Face à la multiplication de dérives spirituelles et sanitaires, la Conférence Épiscopale Burkina-Niger durcit le ton. Les évêques rappellent que l'huile de dévotion ne doit en aucun cas se substituer aux sacrements officiels ni mettre en danger la vie des croyants.

Par la Rédaction (avec Padré Charles)

C’est un rappel à l’ordre ferme qui résonne dans les diocèses du Burkina Faso. Inquiets de voir certaines pratiques dévotionnelles échapper au contrôle pastoral, les évêques ont clarifié les raisons pour lesquelles la bénédiction de l’huile apportée par les fidèles est désormais strictement encadrée, voire interdite dans de nombreux contextes.

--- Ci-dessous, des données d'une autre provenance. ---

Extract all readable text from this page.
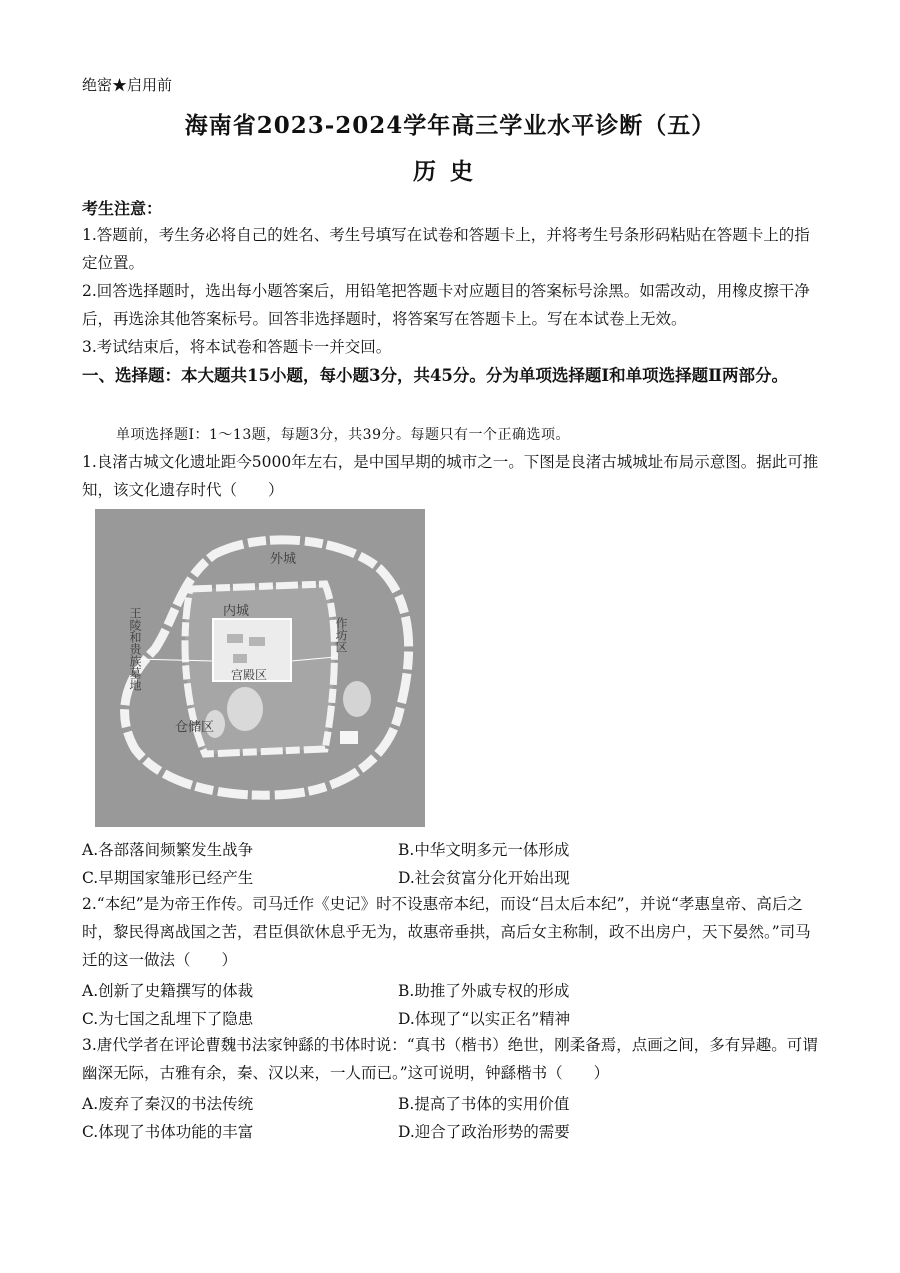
绝密★启用前
海南省2023-2024学年高三学业水平诊断（五）
历史
考生注意：

1.答题前，考生务必将自己的姓名、考生号填写在试卷和答题卡上，并将考生号条形码粘贴在答题卡上的指定位置。

2.回答选择题时，选出每小题答案后，用铅笔把答题卡对应题目的答案标号涂黑。如需改动，用橡皮擦干净后，再选涂其他答案标号。回答非选择题时，将答案写在答题卡上。写在本试卷上无效。

3.考试结束后，将本试卷和答题卡一并交回。

一、选择题：本大题共15小题，每小题3分，共45分。分为单项选择题Ⅰ和单项选择题Ⅱ两部分。

单项选择题Ⅰ：1～13题，每题3分，共39分。每题只有一个正确选项。

1.良渚古城文化遗址距今5000年左右，是中国早期的城市之一。下图是良渚古城城址布局示意图。据此可推知，该文化遗存时代（　　）

外城
内城
宫殿区
仓储区
作坊区
王陵和贵族墓地
A.各部落间频繁发生战争	B.中华文明多元一体形成
C.早期国家雏形已经产生	D.社会贫富分化开始出现

2.“本纪”是为帝王作传。司马迁作《史记》时不设惠帝本纪，而设“吕太后本纪”，并说“孝惠皇帝、高后之时，黎民得离战国之苦，君臣俱欲休息乎无为，故惠帝垂拱，高后女主称制，政不出房户，天下晏然。”司马迁的这一做法（　　）

A.创新了史籍撰写的体裁	B.助推了外戚专权的形成
C.为七国之乱埋下了隐患	D.体现了“以实正名”精神

3.唐代学者在评论曹魏书法家钟繇的书体时说：“真书（楷书）绝世，刚柔备焉，点画之间，多有异趣。可谓幽深无际，古雅有余，秦、汉以来，一人而已。”这可说明，钟繇楷书（　　）

A.废弃了秦汉的书法传统	B.提高了书体的实用价值
C.体现了书体功能的丰富	D.迎合了政治形势的需要
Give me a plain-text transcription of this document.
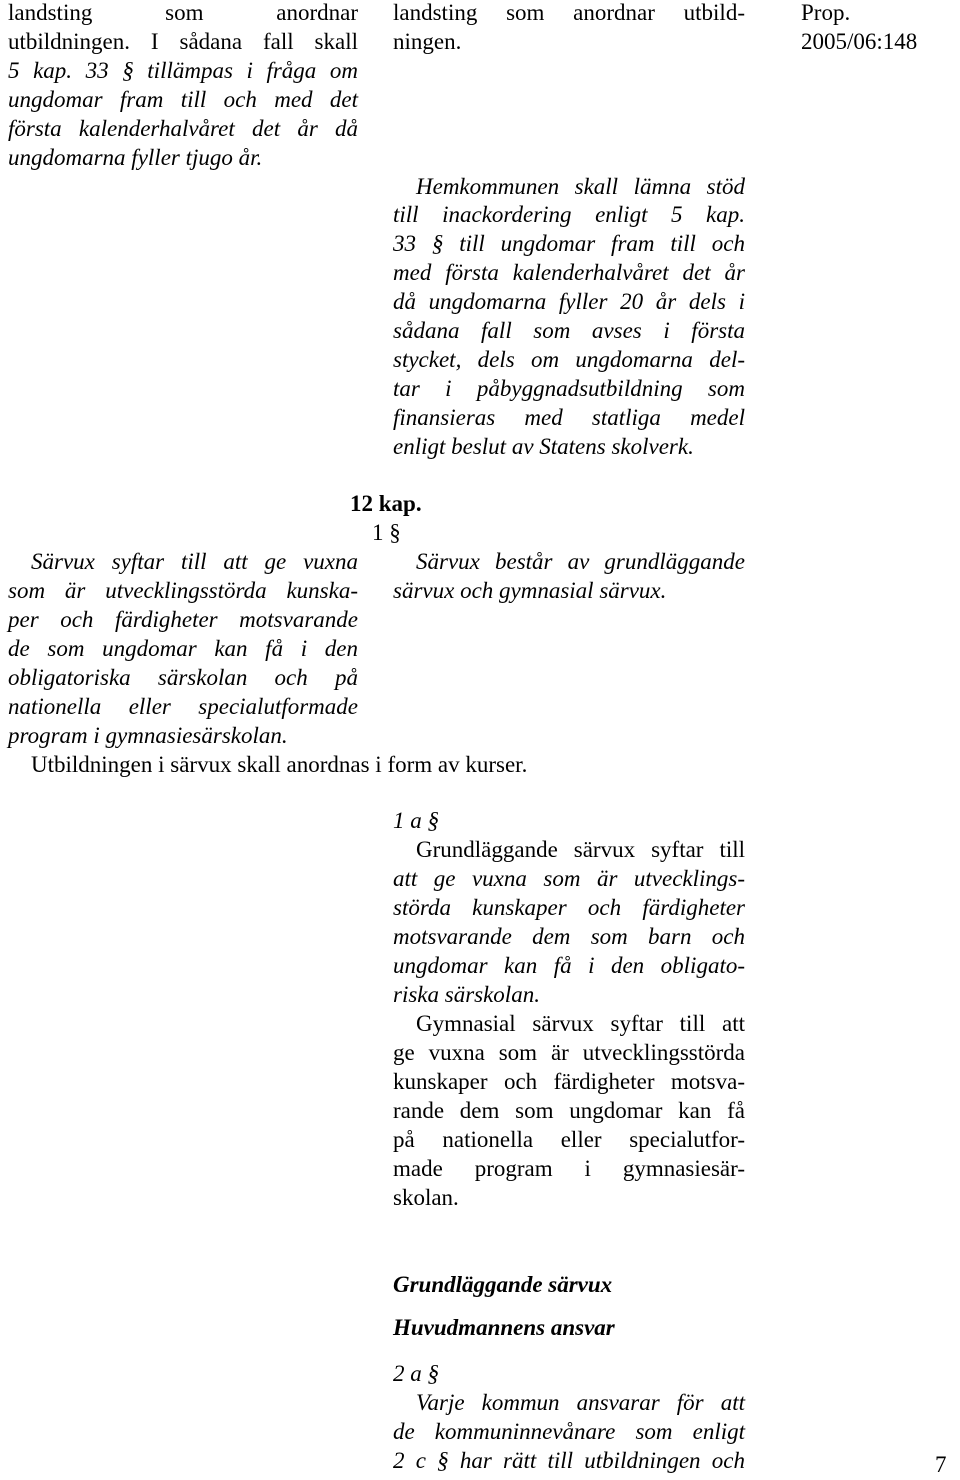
Prop. 2005/06:148
landsting som anordnar
utbildningen. I sådana fall skall
5 kap. 33 § tillämpas i fråga om
ungdomar fram till och med det
första kalenderhalvåret det år då
ungdomarna fyller tjugo år.
landsting som anordnar utbild-
ningen.
Hemkommunen skall lämna stöd
till inackordering enligt 5 kap.
33 § till ungdomar fram till och
med första kalenderhalvåret det år
då ungdomarna fyller 20 år dels i
sådana fall som avses i första
stycket, dels om ungdomarna del-
tar i påbyggnadsutbildning som
finansieras med statliga medel
enligt beslut av Statens skolverk.
12 kap.
1 §
Särvux syftar till att ge vuxna
som är utvecklingsstörda kunska-
per och färdigheter motsvarande
de som ungdomar kan få i den
obligatoriska särskolan och på
nationella eller specialutformade
program i gymnasiesärskolan.
Utbildningen i särvux skall anordnas i form av kurser.
Särvux består av grundläggande
särvux och gymnasial särvux.
1 a §
Grundläggande särvux syftar till
att ge vuxna som är utvecklings-
störda kunskaper och färdigheter
motsvarande dem som barn och
ungdomar kan få i den obligato-
riska särskolan.
Gymnasial särvux syftar till att
ge vuxna som är utvecklingsstörda
kunskaper och färdigheter motsva-
rande dem som ungdomar kan få
på nationella eller specialutfor-
made program i gymnasiesär-
skolan.
Grundläggande särvux
Huvudmannens ansvar
2 a §
Varje kommun ansvarar för att
de kommuninnevånare som enligt
2 c § har rätt till utbildningen och	7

1. La fin des « remèdes miracles » et des abus spirituels

L'Église dénonce une déformation de la foi où l'huile est présentée comme une arme magique contre les démons ou une potion médicinale. L’interdiction vise à protéger les fidèles contre des individus qui encouragent l’ingestion d’huile ou son application corporelle à des fins superstitieuses, des usages jugés contraires à la théologie catholique.

2. Un impératif de santé publique

Le constat est alarmant : certains fidèles utilisent l'huile comme collyre pour les yeux ou l'appliquent sur des parties intimes. « L'Église refuse toute pratique qui mettrait la vie ou la santé des fidèles en danger », rappellent les autorités ecclésiales. L’ingestion massive d'huiles non contrôlées représente un risque médical sérieux que le clergé ne veut plus cautionner.

3. Préserver la dignité des sacrements

Dans la tradition catholique, seules les huiles consacrées par l’évêque (Saint Chrême, huile des malades et des catéchumènes) ont une valeur sacramentelle. Laisser les fidèles utiliser leur propre huile pour des « auto-onctions » crée une confusion théologique majeure et dévalue le rôle du prêtre et la force du sacrement officiel.

4. Freiner le « business » de la foi

L’interdiction s’attaque également au commerce lucratif qui s’est développé autour de « l’huile de guérison ». Des vendeurs sans scrupules proposent des fioles prétendant guérir des maladies graves comme le VIH/SIDA. En agissant ainsi, l’épiscopat entend protéger les populations les plus vulnérables contre l’exploitation financière.

Une tolérance sous haute surveillance

Toutefois, la mesure n'est pas une fermeture totale. Les évêques autorisent certains prêtres à procéder à ces bénédictions, mais sous des conditions strictes :

  • Prudence et discernement systématiques.
  • Catéchèse rigoureuse pour expliquer le sens du rituel.
  • Respect de la discipline diocésaine, certains évêques accordant des permissions spécifiques à l’échelle de leur juridiction.

Ce recadrage rappelle que si la dévotion populaire est une richesse, elle doit rester soumise à la discipline ecclésiale pour ne pas basculer dans l'ésotérisme ou le charlatanisme.